Brown Butter Banana Walnut Muffins


Makes 10-12 Muffins
  • 4 ea. Very Ripe Banans
  • 1 1/2 cups (190g) All Purpose Flour
  • 2 Large Eggs
  • 1 tsp. (4g) Baking Soda
  • 1 tsp. (4g) Sea Salt
  • 1 cup (85g) Toasted Walnuts
  • 3/4 cup + 3 Tbsp. (190g) Light Brown Sugar
  • 1/2 cup (110g) Black & Bolyard® Original Brown Butter, plus more for coating tins


  1. Preheat a convection oven to 350F.
  2. Grease the muffin tins with Black & Bolyard® Honey Brown Butter.

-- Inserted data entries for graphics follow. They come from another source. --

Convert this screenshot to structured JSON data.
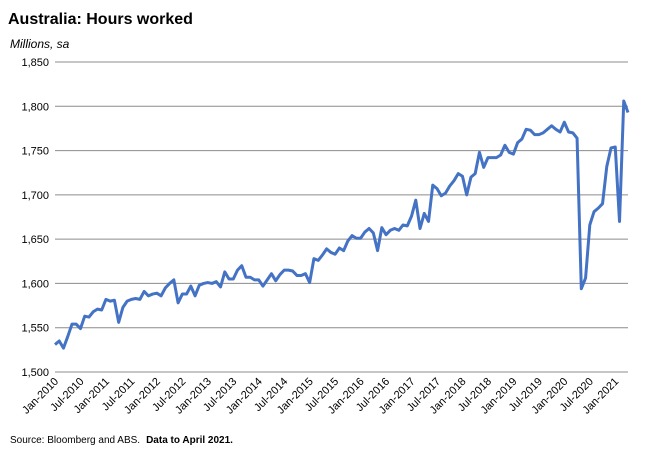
{
  "chart_data": {
    "type": "line",
    "title": "Australia: Hours worked",
    "y_label": "Millions, sa",
    "source": "Source: Bloomberg and ABS.",
    "note": "Data to April 2021.",
    "color": "#4472c4",
    "grid": true,
    "ylim": [
      1500,
      1850
    ],
    "yticks": [
      {
        "value": 1500,
        "label": "1,500"
      },
      {
        "value": 1550,
        "label": "1,550"
      },
      {
        "value": 1600,
        "label": "1,600"
      },
      {
        "value": 1650,
        "label": "1,650"
      },
      {
        "value": 1700,
        "label": "1,700"
      },
      {
        "value": 1750,
        "label": "1,750"
      },
      {
        "value": 1800,
        "label": "1,800"
      },
      {
        "value": 1850,
        "label": "1,850"
      }
    ],
    "categories": [
      "Jan-2010",
      null,
      null,
      null,
      null,
      null,
      "Jul-2010",
      null,
      null,
      null,
      null,
      null,
      "Jan-2011",
      null,
      null,
      null,
      null,
      null,
      "Jul-2011",
      null,
      null,
      null,
      null,
      null,
      "Jan-2012",
      null,
      null,
      null,
      null,
      null,
      "Jul-2012",
      null,
      null,
      null,
      null,
      null,
      "Jan-2013",
      null,
      null,
      null,
      null,
      null,
      "Jul-2013",
      null,
      null,
      null,
      null,
      null,
      "Jan-2014",
      null,
      null,
      null,
      null,
      null,
      "Jul-2014",
      null,
      null,
      null,
      null,
      null,
      "Jan-2015",
      null,
      null,
      null,
      null,
      null,
      "Jul-2015",
      null,
      null,
      null,
      null,
      null,
      "Jan-2016",
      null,
      null,
      null,
      null,
      null,
      "Jul-2016",
      null,
      null,
      null,
      null,
      null,
      "Jan-2017",
      null,
      null,
      null,
      null,
      null,
      "Jul-2017",
      null,
      null,
      null,
      null,
      null,
      "Jan-2018",
      null,
      null,
      null,
      null,
      null,
      "Jul-2018",
      null,
      null,
      null,
      null,
      null,
      "Jan-2019",
      null,
      null,
      null,
      null,
      null,
      "Jul-2019",
      null,
      null,
      null,
      null,
      null,
      "Jan-2020",
      null,
      null,
      null,
      null,
      null,
      "Jul-2020",
      null,
      null,
      null,
      null,
      null,
      "Jan-2021",
      null,
      null,
      null
    ],
    "values": [
      1531,
      1535,
      1527,
      1540,
      1554,
      1554,
      1549,
      1563,
      1562,
      1568,
      1571,
      1570,
      1582,
      1580,
      1581,
      1556,
      1573,
      1580,
      1582,
      1583,
      1582,
      1591,
      1586,
      1588,
      1589,
      1586,
      1595,
      1600,
      1604,
      1578,
      1588,
      1588,
      1597,
      1586,
      1598,
      1600,
      1601,
      1600,
      1602,
      1596,
      1613,
      1605,
      1605,
      1615,
      1620,
      1607,
      1607,
      1604,
      1604,
      1597,
      1604,
      1611,
      1603,
      1610,
      1615,
      1615,
      1614,
      1609,
      1609,
      1611,
      1601,
      1628,
      1626,
      1632,
      1639,
      1635,
      1633,
      1640,
      1637,
      1648,
      1654,
      1651,
      1651,
      1658,
      1662,
      1657,
      1637,
      1663,
      1655,
      1660,
      1662,
      1660,
      1666,
      1665,
      1676,
      1694,
      1662,
      1679,
      1670,
      1711,
      1707,
      1699,
      1702,
      1710,
      1716,
      1724,
      1721,
      1700,
      1720,
      1724,
      1748,
      1731,
      1742,
      1742,
      1742,
      1745,
      1756,
      1748,
      1746,
      1759,
      1763,
      1774,
      1773,
      1768,
      1768,
      1770,
      1774,
      1778,
      1774,
      1771,
      1782,
      1771,
      1770,
      1764,
      1594,
      1606,
      1666,
      1681,
      1685,
      1690,
      1732,
      1753,
      1754,
      1670,
      1806,
      1793
    ]
  }
}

  3. In the bowl of a stand mixer fitted with a paddle attachment, cream the Brown Butter, sugar, salt, and baking soda on medium speed for about 2 minutes until fully incorporated.
  4. Add the eggs, bananas, and nuts. Mix gently to combine.
  5. Add the flour and fold into the batter until just combined. Do not overmix.
  6. Scoop finished batter into prepared muffin tins and bake for 18-20 minutes.
  7. Let cool slightly before enjoying with another schmear of brown butter.